Master: “I would like to mention the ZhunTou (??), which means the direction of the energy. It is the most important and the most difficult technique to master. One of the key techniques to master the ZhunTou is that your energy shall go in the same line with that of your counterpart. The first way is that your energy is going exactly opposite to that of your counterpart in the same line. You can release your energy to launch an attack just as the energy of your counterpart is in the early stage. Take an example, the energy of your counterpart is 40 pounds and your energy is 50 pounds. When two energies meet together, your counterpart will bounce backward just like he is crashing into a steel wall, since you are more powerful than he.

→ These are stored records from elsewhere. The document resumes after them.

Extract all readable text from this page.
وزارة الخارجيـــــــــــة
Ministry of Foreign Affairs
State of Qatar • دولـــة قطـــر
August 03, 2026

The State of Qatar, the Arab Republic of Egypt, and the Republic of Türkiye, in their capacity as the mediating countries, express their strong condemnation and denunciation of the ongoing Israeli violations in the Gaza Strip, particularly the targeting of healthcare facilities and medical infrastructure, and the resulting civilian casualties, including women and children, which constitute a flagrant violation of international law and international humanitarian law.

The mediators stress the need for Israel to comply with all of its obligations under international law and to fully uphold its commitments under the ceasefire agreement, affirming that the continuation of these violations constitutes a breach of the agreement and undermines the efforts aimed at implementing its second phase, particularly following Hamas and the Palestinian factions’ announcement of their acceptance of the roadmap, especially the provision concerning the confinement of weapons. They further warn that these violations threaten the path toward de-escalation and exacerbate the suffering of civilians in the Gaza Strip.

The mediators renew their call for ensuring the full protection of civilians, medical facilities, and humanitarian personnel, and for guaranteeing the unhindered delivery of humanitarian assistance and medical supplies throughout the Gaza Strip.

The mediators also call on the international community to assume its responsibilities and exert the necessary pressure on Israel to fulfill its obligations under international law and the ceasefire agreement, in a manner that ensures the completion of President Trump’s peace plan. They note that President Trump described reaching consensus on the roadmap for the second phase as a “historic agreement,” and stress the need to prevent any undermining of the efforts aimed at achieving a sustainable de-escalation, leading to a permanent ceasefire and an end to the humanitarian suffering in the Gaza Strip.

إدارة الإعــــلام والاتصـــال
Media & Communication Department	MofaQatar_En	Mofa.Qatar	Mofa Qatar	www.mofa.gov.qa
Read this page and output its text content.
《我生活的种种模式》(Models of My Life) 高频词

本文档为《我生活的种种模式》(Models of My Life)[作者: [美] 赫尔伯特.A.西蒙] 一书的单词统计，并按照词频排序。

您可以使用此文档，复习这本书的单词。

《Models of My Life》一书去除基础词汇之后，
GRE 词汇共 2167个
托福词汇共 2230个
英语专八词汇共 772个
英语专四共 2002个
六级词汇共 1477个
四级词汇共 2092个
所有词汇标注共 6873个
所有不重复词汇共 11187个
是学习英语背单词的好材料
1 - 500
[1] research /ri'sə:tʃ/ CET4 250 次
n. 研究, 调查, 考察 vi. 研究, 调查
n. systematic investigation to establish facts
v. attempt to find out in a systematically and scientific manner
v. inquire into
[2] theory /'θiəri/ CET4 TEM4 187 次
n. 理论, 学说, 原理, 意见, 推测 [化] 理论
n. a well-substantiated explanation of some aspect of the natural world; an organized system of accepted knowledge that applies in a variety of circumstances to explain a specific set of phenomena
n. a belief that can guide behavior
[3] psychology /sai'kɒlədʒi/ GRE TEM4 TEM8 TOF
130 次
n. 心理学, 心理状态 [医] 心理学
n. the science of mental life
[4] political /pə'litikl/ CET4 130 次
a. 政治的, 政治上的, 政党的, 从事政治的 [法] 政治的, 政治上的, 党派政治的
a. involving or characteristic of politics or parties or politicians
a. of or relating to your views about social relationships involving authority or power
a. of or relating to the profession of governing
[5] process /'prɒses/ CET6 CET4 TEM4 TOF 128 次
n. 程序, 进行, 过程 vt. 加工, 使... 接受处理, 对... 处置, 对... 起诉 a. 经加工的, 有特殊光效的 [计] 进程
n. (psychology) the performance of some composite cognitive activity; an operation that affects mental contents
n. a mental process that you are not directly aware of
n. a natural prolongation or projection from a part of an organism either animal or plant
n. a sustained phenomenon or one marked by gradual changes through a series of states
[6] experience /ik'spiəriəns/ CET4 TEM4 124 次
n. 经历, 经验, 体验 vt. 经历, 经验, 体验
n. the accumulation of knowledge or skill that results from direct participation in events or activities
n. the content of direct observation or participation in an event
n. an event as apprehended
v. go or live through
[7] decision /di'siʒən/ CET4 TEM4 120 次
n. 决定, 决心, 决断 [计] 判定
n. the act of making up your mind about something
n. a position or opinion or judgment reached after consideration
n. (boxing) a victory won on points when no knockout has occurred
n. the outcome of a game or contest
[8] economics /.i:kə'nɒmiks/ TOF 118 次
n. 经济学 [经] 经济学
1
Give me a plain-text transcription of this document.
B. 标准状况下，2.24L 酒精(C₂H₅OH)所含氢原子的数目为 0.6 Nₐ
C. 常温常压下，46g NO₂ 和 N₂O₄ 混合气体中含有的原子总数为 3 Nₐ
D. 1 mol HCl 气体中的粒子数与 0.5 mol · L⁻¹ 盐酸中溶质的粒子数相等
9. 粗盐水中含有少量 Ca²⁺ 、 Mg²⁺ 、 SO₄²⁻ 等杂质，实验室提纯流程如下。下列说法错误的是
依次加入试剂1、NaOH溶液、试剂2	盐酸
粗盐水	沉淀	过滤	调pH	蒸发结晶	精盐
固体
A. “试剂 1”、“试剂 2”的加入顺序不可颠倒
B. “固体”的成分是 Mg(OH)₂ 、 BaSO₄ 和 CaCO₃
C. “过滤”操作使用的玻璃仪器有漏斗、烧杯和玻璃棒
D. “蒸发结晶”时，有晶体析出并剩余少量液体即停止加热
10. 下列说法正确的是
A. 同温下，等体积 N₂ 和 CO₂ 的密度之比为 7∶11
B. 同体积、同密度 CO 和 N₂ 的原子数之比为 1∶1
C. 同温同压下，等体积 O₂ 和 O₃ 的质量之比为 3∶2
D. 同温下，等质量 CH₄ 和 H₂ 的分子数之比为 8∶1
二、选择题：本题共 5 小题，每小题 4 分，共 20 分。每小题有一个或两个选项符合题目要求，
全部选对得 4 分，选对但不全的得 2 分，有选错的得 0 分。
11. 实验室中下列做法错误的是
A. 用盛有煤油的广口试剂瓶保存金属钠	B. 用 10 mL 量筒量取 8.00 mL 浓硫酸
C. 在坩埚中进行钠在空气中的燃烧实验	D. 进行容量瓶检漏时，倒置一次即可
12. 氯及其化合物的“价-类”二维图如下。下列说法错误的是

Under this circumstance, he suffers 40 pounds of energy of his own and hurts himself. In other words, he is attacking himself. The other way is to make your energy go in the same direction with your counterpart in the same line. Take an example once more, when your counterpart strikes towards you and his energy is supposed to be 40 pounds, you can deflect his attack first and make the attacking hand land empty. You then go your hands with the coming hand of your counterpart in the same direction and release your energy to make an attack, and your energy is supposed to be 40 pounds as well. Under this circumstance, your counterpart will be thrown forward and he will suffer 80 pounds of energy from both you and himself. Comparing with other technique, it is quite clever and very effective. So if you master the ZhunTou of your counterpart, you can easily unbalance him, and your counterpart will suffer a feeling of being thrown away or rushing forward with a sudden. When I did the push-hand with the Grand Master DeCheng Ma, I suffered this feeling as well. In the very beginning, I felt strange and it seemed that my thinking was disrupted. I had been failing to stand firm. To be honest, I felt afraid to continue the practice. However, every time, the Grand Master DeCheng Ma stood there, smiling and looking at me without a word. In fact, the Grand Master DeCheng Ma found my ZhunTou.”